Qu'est-il arrivé à Scotty ?
Côté français, difficile passage aussi pour Bruno Fitoussi, qui aura sans doute vécu l'une de ses pires années aux WSOP, n'atteignant aucune place payée - chose qui ne lui était pas arrivée depuis cinq ans.

Bruno Fitoussi et Daniel Negreanu lors du H.O.R.S.E
Negreanu, malgré son record de huit places payées,
avouait s'être "grillé le cerveau"
en voulant jouer trop d'événements - 34 au total -,
ratant de peu un bracelet et n'engrangeant que 331 000 $ de gains
Les WSOP 2009 auront par ailleurs marqué - ou renforcé - le distinguo entre gros joueurs online et joueurs de poker live. Il paraît de plus en plus clair que les plus forts joueurs d'Internet, pratiquant au quotidien des limites astronomiques, ne sont plus vraiment attirés par ces vastes tournois, consommateurs de temps et sans doute pas assez rémunérateurs pour eux. En tout état de cause, ils n'y réalisent aucune performance, ou presque. Ainsi, si l'on a vu par moments Patrik Antonius, Tom "Durrrr" Dwan, Ilari "Ziigmund" Sahamies ou les frères Dang participer à quelques tournois des Series, c'était souvent sans conviction - et avec quasiment aucun résultat à la clé. Dans une large mesure, le même constat s'applique à Gus Hansen, l'un des joueurs les plus populaires et les plus titrés du circuit, qui a disputé peu d'événements, avec un manque de motivation évident (à l'exception sans doute de sa belle 9e place dans le H.O.R.S.E à 50 000 $). Si ce désintérêt pour les grands tournois live peut paraître regrettable, il marque une évolution logique dans le monde du poker : les grands joueurs, à quelques exceptions près, auront du mal à s'imposer dans toutes les disciplines, live et online, et tendront à "s'ultra-spécialiser".
En attendant 2010
Au total, et quoi qu'il advienne lors de la finale de novembre, les 40e WSOP auront été un bon cru.
Particulièrement bien organisé, malgré les problèmes du dernier jour d'inscription au Main Event, l'événement aura apporté son lot d'émotions et de champions, tout en confirmant quelques tendances fortes du poker mondial.
Bien sûr, on pourra regretter cette année, comme le souligne le journaliste Benjamin Gallen, un certain manque de fantaisie, des sponsors parfois trop présents, une professionnalisation à outrance du poker... Mais il n'en demeure pas moins que le poker sort renforcé d'un tel événement. De l'avis général, les nouvelles structures de tournois mises en places, notamment sur le Main Event, favorisent le beau jeu et sont une pleine réussite.

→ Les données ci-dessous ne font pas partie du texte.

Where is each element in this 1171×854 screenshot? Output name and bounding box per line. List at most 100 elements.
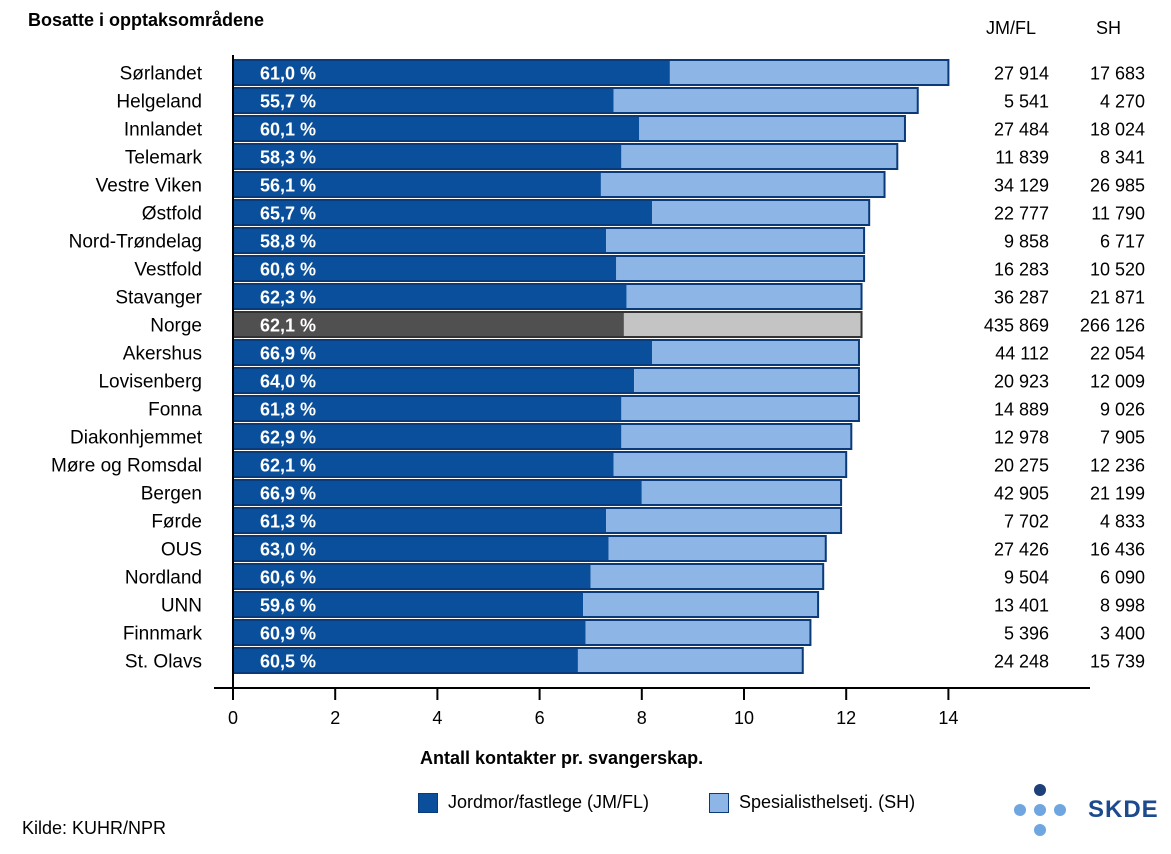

Et puis les Series ont cette capacité peu commune de faire s'affronter des joueurs de tous horizons, et l'ont une fois de plus démontré. La table finale du Main Event en est d'ailleurs la parfaite illustration : on y trouve réunis Darvin Moon, un chip leader amateur qui n'avait jamais mis les pieds à Las Vegas auparavant, Antoine Saout, un jeune français qualifié sur Internet pour quelques euros, et Phil Ivey, le joueur considéré comme le meilleur du monde. Finalement, c'est cette alchimie très particulière que réussissent bien les World Series - et qui fait, plus que jamais, tout leur intérêt.